One way to circumvent the above pitfall, as pointed out by Herman et al., is to use a sufficiently large q0 such that the parameter DXCM is not highly localized. Indeed, for all vascular networks shown in Fig. 3, DXCM values became consistent for q0 greater than or equal to 1,536 pixels, corresponding to approximately half the width of the digitized image. At this large q0, however, notice that DXCM would simply represent the mean vessel density within the entire image. In such a case, not only is DXCM unrelated to vascular branching pattern, but the same information can also be obtained through traditional yet more comprehensible image-analysis methods. Therefore, DXCM defined in this manner has no fractal meaning.

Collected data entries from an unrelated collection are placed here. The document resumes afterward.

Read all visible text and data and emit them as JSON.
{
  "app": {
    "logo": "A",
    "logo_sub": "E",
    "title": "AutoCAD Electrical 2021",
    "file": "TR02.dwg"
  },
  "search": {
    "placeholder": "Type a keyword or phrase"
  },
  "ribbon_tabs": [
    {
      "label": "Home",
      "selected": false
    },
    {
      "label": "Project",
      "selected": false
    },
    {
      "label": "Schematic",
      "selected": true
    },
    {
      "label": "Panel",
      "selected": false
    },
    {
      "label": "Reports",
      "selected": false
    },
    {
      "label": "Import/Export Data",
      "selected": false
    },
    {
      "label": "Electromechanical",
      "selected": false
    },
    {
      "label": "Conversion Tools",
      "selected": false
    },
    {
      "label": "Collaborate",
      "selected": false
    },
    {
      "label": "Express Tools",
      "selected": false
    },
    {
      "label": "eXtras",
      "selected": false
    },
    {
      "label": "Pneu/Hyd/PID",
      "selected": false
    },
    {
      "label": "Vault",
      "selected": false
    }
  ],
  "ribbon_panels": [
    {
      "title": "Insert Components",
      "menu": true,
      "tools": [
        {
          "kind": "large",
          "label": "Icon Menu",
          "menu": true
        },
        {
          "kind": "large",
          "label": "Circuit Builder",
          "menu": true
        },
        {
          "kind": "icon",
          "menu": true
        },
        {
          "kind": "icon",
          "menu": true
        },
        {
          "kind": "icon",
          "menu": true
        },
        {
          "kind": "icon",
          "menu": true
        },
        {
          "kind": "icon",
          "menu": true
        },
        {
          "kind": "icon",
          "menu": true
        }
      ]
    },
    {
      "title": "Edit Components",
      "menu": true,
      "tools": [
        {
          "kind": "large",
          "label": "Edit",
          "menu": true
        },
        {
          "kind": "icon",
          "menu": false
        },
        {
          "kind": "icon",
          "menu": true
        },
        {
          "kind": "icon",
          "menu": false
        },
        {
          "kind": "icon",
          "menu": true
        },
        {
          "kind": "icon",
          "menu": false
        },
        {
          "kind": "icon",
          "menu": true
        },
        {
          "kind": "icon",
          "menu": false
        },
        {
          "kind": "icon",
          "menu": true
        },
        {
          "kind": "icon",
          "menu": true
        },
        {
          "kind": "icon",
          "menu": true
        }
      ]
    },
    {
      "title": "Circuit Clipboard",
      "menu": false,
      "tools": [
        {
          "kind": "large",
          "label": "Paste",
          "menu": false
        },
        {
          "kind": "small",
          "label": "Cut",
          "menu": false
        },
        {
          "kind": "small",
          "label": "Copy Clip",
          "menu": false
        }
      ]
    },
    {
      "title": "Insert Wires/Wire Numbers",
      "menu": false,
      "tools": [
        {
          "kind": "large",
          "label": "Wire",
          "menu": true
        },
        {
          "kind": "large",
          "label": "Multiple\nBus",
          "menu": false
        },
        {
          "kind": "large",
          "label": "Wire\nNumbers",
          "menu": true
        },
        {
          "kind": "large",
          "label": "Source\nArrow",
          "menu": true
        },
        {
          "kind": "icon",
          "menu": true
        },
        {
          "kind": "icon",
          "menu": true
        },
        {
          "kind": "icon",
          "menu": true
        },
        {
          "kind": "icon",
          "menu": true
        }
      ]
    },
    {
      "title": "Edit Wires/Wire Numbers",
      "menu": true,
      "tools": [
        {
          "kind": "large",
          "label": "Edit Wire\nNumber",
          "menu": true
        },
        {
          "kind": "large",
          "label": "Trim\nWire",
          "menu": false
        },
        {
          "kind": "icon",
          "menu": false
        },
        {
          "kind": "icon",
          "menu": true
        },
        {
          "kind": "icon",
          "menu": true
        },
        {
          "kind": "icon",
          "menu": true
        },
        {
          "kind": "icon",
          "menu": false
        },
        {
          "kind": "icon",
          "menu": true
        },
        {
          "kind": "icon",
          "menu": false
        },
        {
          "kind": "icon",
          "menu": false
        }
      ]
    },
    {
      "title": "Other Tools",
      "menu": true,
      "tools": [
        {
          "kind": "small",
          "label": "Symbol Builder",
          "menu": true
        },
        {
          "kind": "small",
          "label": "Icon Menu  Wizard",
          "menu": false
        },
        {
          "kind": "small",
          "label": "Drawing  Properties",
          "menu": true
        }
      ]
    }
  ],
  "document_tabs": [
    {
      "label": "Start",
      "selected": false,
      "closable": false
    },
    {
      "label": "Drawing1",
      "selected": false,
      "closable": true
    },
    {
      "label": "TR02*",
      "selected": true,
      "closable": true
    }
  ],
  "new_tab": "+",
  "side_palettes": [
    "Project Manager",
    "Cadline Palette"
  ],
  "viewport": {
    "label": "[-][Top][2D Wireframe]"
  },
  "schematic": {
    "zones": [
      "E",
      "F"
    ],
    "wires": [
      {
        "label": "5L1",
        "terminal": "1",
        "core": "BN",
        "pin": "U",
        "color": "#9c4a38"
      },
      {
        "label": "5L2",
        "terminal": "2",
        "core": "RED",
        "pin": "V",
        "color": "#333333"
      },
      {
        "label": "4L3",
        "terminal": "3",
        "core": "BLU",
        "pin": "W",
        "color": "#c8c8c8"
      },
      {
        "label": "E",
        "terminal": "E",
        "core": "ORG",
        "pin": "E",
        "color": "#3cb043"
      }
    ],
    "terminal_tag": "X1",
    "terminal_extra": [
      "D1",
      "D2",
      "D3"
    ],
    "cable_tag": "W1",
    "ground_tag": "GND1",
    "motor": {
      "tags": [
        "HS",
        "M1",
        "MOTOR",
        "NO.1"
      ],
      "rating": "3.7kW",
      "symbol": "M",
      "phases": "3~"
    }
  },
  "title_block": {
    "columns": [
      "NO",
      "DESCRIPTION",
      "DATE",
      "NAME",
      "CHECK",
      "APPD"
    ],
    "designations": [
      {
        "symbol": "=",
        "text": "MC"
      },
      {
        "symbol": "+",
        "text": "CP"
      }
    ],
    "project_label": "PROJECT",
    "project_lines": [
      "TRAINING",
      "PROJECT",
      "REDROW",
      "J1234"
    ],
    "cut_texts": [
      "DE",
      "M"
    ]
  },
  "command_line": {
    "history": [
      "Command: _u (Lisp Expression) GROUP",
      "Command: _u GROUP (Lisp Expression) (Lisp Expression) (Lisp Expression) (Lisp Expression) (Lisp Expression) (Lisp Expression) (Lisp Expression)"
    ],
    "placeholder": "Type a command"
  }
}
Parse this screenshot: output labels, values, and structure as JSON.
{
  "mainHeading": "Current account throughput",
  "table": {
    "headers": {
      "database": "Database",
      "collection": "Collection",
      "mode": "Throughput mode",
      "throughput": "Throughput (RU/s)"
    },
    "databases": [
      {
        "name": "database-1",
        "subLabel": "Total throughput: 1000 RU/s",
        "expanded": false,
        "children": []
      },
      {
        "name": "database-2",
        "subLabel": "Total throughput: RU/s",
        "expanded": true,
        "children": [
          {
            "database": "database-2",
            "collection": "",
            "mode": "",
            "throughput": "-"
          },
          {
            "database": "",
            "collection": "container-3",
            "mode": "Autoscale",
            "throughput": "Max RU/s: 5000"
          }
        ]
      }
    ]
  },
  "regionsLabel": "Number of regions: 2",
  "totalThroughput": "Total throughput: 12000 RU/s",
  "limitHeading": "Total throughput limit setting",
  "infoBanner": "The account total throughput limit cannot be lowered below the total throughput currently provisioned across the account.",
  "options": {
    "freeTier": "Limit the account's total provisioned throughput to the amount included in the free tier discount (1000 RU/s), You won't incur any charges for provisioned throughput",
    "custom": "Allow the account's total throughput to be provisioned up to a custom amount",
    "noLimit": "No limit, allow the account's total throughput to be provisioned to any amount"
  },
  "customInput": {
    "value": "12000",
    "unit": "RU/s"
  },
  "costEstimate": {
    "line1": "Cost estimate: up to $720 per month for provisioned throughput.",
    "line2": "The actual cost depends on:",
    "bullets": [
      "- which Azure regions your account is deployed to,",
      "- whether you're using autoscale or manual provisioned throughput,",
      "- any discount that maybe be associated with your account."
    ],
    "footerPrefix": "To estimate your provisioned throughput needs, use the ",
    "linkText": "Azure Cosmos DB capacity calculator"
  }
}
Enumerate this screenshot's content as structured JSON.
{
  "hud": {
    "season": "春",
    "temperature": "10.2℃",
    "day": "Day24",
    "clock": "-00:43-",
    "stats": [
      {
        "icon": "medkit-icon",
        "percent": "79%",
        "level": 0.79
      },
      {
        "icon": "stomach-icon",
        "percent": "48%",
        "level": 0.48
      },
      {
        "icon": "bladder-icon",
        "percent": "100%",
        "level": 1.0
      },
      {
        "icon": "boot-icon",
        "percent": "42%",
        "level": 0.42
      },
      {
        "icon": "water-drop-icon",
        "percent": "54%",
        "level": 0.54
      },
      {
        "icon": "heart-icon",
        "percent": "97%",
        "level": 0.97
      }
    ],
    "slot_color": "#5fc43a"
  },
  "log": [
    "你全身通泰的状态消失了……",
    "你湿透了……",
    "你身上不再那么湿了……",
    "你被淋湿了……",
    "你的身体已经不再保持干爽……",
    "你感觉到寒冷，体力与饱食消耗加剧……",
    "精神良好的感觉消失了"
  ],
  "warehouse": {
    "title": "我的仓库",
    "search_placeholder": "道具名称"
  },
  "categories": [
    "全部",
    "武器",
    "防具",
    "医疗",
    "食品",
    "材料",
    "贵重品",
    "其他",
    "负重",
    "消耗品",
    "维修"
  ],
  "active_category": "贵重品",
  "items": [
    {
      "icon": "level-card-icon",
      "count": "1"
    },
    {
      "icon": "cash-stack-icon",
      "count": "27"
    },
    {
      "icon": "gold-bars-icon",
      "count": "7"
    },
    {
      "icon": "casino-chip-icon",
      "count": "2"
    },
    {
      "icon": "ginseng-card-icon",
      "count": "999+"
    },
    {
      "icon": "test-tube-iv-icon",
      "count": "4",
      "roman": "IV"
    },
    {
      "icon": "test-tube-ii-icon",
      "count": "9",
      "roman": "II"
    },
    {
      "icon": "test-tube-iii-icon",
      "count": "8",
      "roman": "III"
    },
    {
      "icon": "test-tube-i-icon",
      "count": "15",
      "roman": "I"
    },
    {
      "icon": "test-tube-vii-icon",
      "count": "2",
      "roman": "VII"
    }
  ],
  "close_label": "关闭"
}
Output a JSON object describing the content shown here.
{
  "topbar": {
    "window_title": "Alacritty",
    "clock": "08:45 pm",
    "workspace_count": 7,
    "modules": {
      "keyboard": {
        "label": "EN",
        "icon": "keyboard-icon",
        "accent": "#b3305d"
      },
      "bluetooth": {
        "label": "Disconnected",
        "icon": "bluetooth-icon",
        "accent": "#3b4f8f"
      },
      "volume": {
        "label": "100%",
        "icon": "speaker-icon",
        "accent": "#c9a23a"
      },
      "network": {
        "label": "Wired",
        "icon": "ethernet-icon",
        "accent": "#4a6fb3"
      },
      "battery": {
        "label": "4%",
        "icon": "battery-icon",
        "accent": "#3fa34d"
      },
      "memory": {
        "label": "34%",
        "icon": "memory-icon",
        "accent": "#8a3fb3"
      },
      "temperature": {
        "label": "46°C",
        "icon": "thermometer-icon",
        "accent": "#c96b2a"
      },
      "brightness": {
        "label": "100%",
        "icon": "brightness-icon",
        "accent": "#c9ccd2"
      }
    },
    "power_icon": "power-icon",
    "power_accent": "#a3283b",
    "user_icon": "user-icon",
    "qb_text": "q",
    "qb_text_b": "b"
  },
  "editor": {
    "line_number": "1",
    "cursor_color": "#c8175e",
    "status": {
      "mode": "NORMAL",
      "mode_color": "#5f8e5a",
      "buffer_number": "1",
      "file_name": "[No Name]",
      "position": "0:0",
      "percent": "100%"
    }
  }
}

We conclude that the extended counting method yields an imprecisely defined “fractal dimension” that is unrelated to the complex branching pattern of pial vasculature. The susceptibility of the computation value of DXCM to the arbitrary choice of q0, and to q0/q1, indicates that DXCM is not a scale-invariant parameter. Whether the branching pattern in the pial vascular networks of cat brain possesses fractal properties remains an open issue awaiting further investigation. The extended counting method, however, is certainly an unsuitable algorithm and may lead to significant confusions in the interpretation of fractal analysis of the vascular arborization process.